2007: Army Corps permits the dredging of a toxic hot spot in San Diego Bay’s Shelter Island. Dredge spoils are dumped with no notice to Imperial Beach residents. Barge is initially turned away by Imperial Beach Lifeguards. The barge subsequently works in the middle of the night to avoid public scrutiny. No measurable benefit to beach.

2010: SANDAG once again proposes “best practices” sand project to be carried out in 2012 involving clean large grain sand. The agency works extensively with local surfers and stakeholders to plan the project.

Rather than focus on a coastal zone management plan that proactively seeks to enhance our coastline by addressing sea level rise, ocean pollution and beach management, unfortunately the City of Imperial Beach continues to seeks the placement of any type of “sand” on our beach, regardless of the potential threats to our children.

It will be important for the community to monitor the current project to identify any impacts and threats to public safety.
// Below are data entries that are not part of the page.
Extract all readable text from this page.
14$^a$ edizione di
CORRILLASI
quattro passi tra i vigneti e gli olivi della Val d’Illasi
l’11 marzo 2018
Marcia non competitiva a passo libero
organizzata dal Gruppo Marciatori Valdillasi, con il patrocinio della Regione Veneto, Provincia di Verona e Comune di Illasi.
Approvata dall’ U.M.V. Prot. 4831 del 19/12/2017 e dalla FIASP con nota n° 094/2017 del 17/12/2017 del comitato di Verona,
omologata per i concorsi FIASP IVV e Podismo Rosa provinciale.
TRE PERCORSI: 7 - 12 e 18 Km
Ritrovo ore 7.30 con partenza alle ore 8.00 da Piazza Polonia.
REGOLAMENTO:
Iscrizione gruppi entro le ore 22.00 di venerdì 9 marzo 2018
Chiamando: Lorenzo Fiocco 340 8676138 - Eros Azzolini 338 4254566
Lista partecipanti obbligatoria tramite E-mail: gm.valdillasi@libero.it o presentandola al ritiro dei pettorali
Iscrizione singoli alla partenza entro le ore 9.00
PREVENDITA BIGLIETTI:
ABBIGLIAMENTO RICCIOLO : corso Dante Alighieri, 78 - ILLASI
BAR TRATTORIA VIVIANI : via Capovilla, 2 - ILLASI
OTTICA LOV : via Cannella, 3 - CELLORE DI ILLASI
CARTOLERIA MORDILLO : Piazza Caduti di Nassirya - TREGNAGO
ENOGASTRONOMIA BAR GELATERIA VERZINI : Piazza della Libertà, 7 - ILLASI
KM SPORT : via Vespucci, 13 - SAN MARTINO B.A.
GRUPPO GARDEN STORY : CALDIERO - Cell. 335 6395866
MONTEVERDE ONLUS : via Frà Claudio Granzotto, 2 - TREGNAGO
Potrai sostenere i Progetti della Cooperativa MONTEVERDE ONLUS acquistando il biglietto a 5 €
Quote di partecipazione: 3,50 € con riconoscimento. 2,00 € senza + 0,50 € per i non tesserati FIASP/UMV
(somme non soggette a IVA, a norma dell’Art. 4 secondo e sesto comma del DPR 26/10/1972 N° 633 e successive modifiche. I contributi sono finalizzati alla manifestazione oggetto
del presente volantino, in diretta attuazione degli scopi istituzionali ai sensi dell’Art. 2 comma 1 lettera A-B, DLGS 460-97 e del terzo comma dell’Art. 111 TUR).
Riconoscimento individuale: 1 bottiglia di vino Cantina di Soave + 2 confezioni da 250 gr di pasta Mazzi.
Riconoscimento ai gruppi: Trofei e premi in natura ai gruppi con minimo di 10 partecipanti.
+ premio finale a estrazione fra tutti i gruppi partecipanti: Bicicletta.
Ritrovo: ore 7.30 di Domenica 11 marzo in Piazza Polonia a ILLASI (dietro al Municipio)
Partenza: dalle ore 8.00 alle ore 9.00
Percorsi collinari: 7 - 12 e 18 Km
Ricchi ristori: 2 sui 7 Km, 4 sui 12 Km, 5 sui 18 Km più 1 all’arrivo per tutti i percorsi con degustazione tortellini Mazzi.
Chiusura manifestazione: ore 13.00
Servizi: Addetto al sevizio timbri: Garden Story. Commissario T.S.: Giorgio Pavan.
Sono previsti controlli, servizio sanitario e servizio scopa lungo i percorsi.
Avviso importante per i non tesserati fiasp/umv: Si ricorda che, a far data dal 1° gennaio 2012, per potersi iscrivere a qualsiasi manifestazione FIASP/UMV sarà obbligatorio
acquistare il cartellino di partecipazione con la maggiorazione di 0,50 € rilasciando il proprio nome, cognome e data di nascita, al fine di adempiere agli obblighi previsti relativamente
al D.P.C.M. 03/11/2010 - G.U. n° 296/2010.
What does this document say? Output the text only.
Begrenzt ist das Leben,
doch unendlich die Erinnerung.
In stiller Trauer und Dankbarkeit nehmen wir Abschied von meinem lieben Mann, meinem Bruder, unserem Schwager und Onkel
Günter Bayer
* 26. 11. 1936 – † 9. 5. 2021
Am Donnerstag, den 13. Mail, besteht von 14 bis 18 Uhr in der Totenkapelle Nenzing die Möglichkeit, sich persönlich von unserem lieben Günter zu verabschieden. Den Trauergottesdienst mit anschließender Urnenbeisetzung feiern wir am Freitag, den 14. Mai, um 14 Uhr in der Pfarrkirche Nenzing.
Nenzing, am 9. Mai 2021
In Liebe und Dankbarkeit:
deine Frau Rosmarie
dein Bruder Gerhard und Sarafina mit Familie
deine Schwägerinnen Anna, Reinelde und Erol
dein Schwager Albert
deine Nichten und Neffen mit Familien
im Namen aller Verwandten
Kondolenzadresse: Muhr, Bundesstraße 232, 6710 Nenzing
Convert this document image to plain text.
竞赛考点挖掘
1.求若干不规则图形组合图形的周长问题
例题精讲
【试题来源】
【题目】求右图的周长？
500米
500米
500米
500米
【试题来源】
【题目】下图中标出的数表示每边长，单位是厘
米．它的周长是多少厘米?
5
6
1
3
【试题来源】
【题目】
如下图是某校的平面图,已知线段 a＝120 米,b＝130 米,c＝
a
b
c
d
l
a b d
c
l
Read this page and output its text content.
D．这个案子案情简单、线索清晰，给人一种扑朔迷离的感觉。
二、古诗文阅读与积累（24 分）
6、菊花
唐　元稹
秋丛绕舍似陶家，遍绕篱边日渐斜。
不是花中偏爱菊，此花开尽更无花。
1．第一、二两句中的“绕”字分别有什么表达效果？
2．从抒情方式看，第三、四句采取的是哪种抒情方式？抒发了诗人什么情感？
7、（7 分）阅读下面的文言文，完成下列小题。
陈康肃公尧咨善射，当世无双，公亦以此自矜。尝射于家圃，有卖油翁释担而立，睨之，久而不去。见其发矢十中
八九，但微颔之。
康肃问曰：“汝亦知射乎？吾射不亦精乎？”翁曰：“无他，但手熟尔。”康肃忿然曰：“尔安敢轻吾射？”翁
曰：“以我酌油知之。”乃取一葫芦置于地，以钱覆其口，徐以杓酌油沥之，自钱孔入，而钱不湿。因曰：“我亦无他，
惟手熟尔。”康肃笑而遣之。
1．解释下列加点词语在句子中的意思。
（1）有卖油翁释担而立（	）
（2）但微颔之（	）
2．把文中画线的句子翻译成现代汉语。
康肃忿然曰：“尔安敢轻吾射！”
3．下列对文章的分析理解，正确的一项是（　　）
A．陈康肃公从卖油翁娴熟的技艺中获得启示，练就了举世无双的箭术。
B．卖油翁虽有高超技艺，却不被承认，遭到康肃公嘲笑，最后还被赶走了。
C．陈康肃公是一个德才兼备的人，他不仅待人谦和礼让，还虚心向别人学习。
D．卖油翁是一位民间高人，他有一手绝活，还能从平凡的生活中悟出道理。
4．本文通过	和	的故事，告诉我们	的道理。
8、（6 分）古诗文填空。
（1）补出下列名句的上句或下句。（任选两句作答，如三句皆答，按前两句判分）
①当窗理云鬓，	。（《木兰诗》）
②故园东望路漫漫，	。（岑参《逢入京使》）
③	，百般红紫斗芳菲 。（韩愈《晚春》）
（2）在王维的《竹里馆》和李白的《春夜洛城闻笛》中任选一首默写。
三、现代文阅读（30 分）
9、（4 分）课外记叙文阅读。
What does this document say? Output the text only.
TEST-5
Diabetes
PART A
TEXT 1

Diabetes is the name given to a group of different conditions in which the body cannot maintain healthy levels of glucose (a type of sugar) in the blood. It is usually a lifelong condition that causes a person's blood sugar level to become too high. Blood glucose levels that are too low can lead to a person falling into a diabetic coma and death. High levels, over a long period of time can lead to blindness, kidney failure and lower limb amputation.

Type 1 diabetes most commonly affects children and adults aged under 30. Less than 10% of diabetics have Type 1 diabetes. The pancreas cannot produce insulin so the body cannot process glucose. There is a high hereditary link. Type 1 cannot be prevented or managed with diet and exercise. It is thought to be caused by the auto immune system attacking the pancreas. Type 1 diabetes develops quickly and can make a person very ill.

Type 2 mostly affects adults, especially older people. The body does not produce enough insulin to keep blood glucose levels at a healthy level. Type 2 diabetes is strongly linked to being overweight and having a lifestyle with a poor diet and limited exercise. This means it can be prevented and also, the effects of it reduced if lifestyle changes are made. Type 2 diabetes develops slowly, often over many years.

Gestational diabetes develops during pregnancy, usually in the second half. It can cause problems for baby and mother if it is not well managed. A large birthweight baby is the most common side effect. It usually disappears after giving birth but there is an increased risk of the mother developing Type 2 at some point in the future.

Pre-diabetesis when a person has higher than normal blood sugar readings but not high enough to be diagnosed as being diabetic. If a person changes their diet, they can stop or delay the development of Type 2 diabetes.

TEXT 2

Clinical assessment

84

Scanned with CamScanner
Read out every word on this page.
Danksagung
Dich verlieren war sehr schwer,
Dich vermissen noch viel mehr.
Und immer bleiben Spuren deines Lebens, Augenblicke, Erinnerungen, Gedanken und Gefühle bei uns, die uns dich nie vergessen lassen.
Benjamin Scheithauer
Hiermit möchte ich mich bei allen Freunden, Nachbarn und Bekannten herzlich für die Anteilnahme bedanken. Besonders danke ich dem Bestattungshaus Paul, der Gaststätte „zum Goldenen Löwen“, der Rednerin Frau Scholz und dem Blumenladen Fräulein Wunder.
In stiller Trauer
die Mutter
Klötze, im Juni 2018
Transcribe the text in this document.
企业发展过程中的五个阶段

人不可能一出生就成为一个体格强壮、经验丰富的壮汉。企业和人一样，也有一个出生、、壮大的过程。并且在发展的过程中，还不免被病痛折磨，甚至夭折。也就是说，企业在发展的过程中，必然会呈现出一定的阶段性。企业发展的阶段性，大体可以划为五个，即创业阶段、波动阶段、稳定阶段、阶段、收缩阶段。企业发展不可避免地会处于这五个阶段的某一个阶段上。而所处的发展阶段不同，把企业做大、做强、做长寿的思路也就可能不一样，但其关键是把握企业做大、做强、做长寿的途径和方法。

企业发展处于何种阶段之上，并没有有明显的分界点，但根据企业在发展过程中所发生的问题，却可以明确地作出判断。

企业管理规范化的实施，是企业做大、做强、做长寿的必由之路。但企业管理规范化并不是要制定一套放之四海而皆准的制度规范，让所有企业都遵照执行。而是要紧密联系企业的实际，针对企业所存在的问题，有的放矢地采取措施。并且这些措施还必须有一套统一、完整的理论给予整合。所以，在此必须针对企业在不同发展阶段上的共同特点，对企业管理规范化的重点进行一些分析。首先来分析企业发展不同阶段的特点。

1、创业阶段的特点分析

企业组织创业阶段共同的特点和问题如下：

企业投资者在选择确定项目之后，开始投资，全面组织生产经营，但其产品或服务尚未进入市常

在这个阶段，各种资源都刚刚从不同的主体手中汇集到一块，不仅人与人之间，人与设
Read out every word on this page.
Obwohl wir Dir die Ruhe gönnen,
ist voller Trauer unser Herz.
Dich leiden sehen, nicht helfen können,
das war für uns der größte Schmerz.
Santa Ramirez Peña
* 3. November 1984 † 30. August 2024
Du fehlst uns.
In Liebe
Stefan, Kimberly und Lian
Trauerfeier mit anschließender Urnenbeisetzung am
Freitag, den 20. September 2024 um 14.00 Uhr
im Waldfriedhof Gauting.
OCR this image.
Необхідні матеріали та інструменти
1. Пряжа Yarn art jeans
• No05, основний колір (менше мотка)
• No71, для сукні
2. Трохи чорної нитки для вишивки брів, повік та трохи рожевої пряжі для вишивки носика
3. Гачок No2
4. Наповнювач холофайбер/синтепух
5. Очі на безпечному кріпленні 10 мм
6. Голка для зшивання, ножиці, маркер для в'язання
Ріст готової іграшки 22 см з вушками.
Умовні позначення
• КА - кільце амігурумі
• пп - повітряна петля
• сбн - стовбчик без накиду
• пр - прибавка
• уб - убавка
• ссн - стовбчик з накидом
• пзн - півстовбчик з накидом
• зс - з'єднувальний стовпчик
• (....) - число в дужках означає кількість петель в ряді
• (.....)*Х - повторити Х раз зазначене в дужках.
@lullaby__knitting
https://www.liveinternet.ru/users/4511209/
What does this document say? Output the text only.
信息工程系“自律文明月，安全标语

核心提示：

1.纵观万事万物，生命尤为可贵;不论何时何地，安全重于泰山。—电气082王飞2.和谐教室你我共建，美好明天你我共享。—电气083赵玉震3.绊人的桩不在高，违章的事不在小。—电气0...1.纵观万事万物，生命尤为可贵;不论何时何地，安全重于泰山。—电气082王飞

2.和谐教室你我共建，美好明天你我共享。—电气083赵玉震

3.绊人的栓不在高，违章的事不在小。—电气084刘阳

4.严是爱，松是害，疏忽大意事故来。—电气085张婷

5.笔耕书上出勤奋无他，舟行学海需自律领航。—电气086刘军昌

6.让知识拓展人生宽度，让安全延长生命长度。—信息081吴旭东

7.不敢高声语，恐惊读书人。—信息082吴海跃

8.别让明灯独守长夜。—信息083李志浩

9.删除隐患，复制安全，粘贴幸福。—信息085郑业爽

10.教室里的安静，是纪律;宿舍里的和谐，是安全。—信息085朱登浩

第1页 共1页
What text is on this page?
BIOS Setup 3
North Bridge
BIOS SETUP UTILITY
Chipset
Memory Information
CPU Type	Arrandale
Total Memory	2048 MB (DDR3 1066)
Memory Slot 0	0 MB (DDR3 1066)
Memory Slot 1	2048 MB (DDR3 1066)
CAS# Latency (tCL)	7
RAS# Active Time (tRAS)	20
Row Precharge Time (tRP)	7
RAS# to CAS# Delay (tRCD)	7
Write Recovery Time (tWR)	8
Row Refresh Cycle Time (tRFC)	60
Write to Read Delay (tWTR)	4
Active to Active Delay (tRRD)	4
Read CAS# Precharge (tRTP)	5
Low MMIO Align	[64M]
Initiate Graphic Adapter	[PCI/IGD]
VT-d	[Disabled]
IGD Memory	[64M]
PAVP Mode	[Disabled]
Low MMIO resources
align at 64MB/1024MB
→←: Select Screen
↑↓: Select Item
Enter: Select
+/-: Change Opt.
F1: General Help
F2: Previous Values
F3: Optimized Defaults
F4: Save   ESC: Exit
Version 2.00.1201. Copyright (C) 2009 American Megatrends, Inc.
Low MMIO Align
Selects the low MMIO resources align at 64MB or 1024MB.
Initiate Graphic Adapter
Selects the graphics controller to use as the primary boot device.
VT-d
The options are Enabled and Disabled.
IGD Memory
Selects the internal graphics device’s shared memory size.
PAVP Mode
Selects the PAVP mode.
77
In a communication on Tuesday with the EPA I wrote that, “Unfortunately during all of the San Diego Bay projects in which dirty and toxic sediment is dumped on our beach—federal agencies have either not informed local agencies at all, or involved almost minimal notification or no stakeholder involvement at all. These are examples of the worst type of coastal zone management practices.”

People go to the beach to swim in clean water.  The City of Imperial Beach should focus on reducing ocean pollution—the main deterrent to tourism—rather than  placing toxic sediment on our beaches in a misguided attempt to promote economic development.

See you in the water.

Serge Dedina is the Executive Director of WiLDCOAST and the author of Wild Sea: Eco-Wars and Surf Stories from the Coast of the Californias.